A Difficult Year (Une Année Difficile)(2023)

Standard
Visual representation of 3.5 out of five star rating

If you’ve seen The Intouchables (2011) or The Extraordinary (2020), you’ll know that co-directors Olivier Nakache and Eric Tolenado have a deft hand at giving us emotional, character-driven stories that also tackle important social issues.

With A Difficult Year, they have taken a lighter approach to give us something that plays with comedy and romance while skittering over the surface of some real issues of our time.

Our two protagonists, Albert (Pio Marmaï) and Bruno (Jonathan Cohen), are strangers to each other but they are both men who have sunk themselves deep into debt and don’t really have any way of getting out of it. The intro to the film shows French leaders year after year going back into the 70s announcing how “this year is going to be a difficult year” so perhaps we are to understand that these two men have good intentions but are victims of an economic crisis.

Albert works at the airport handling luggage and has a good line in confiscated goods that he sells on the streets. He has a backpack and a suitcase like a tourist and sleeps overnight, camouflaged amongst all the other travellers. Answering an eBay ad from Bruno to purchase a TV for him at a Black Friday sale, Albert is confronted by a group of climate activists, led by the enigmatic and passionate Cactus (Noémie Merlant).

Albert has no time for them – when you are struggling just to survive on the streets, rallying against consumerism must seem like triviality. He buys the TV for Bruno but when he goes to deliver it, he finds that Bruno’s life has fallen apart and he is there as he tries to end his life.

This throws them together into a workshop by financial guru Henri (Mathieu Almaric) who gives them ‘helpful’ tips like not shopping at the supermarket when you’re hungry and questioning whether you really need something before you buy it. A more practical strategy that Bruno discovers are the socialist meetings where you get free food and drink in exchange for listening to impassioned speeches (or rather you’re able to donate what you could pay which for Bruno and Albert means nothing). This throws them in to the orbit of the climate action group and, we suspect almost against their better judgement or will, they start to get swept up into their enthusiasm for a better world and enveloped in a sense of community and purpose.

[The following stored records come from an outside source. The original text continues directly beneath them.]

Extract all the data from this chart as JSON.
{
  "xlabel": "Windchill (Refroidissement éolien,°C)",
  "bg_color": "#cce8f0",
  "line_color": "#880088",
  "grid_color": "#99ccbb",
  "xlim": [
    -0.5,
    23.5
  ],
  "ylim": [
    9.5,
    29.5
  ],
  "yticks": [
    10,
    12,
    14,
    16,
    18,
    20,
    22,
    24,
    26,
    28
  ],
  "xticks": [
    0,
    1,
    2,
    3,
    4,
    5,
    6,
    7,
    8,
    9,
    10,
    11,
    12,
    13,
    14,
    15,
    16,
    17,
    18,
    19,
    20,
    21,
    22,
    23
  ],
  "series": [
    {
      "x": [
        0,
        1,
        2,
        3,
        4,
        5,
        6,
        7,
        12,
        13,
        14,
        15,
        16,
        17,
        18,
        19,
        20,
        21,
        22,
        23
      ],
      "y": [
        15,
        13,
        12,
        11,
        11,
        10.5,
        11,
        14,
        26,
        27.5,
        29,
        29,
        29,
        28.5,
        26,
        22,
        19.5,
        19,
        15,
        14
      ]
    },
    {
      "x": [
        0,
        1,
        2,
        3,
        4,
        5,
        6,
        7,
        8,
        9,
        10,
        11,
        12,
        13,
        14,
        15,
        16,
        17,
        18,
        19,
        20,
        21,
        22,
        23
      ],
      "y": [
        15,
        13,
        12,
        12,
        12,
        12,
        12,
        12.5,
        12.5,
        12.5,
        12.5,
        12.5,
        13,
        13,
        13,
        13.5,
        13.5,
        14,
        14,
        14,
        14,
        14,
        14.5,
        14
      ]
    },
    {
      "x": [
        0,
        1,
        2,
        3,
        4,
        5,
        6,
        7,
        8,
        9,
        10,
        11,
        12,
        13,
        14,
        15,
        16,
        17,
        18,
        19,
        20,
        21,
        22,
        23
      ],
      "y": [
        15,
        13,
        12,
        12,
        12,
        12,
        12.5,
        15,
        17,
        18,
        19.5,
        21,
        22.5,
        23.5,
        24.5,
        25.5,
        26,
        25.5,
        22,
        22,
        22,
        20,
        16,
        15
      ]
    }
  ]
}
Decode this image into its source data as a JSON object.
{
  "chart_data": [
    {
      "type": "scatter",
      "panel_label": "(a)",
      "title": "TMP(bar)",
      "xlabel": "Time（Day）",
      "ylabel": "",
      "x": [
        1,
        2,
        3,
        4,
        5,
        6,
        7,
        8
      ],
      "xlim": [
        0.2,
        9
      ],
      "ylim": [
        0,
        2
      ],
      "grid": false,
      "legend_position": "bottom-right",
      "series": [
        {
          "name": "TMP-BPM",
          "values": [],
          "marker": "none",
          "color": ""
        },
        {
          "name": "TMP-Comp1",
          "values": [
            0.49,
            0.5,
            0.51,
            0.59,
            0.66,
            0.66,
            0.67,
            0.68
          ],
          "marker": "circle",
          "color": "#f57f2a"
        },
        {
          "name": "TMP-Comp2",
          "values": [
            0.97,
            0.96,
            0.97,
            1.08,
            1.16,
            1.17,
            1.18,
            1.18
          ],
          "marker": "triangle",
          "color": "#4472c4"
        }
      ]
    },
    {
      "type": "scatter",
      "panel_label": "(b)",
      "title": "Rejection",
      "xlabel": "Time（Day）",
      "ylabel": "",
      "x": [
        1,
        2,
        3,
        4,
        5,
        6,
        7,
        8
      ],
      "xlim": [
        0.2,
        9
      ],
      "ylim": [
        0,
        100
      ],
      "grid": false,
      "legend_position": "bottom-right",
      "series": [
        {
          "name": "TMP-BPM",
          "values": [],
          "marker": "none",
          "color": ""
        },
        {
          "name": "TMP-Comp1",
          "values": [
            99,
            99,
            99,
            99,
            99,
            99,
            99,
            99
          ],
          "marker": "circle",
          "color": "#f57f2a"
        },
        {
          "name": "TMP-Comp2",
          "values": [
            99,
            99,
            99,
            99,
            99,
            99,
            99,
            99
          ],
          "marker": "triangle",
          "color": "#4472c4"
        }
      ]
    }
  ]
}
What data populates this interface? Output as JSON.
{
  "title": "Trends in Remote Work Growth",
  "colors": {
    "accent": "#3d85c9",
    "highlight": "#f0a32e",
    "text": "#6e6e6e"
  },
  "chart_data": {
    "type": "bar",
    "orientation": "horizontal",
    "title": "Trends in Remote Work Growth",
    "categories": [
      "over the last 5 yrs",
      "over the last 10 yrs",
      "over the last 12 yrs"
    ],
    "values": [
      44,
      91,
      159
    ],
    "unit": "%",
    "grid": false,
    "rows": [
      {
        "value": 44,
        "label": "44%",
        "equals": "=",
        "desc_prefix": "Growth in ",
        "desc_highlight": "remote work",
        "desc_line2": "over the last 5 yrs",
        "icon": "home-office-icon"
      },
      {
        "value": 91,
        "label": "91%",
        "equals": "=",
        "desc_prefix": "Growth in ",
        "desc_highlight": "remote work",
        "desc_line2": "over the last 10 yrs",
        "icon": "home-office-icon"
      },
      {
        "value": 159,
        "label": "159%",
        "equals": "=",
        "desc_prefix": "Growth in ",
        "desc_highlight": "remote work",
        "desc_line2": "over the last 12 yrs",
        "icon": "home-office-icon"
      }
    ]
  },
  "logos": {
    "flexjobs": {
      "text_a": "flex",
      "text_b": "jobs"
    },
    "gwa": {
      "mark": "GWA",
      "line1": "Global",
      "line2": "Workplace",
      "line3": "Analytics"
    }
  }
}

Although it is a comedy, and there are definitely light scenes, the story is about something fairly deep but we don’t ever feel like it really gets under the skin of the main characters. Merlant is as captivating as usual and it felt like the screen lit up whenever she was on it. It’s a fun story and I wonder if it will get negative reviews from those who feel that climate change is not a real thing. It doesn’t really delve into this topic particularly deeply, just showing it as something that has galvanised young people to change the world for the better.

It builds to a nice dramatic third act and then somehow lets us down with a twee ending that focuses too much on the romance. By this point I was in great admiration of Cactus’s determination to not get into a relationship until the world is in a better place and it felt like a stance that said her character/female leads are more than just a romantic interest.

It also definitely casts Albert as a lovable rogue rather than a soulless charlatan which I suppose is what is to be expected from a comedy but I felt let down.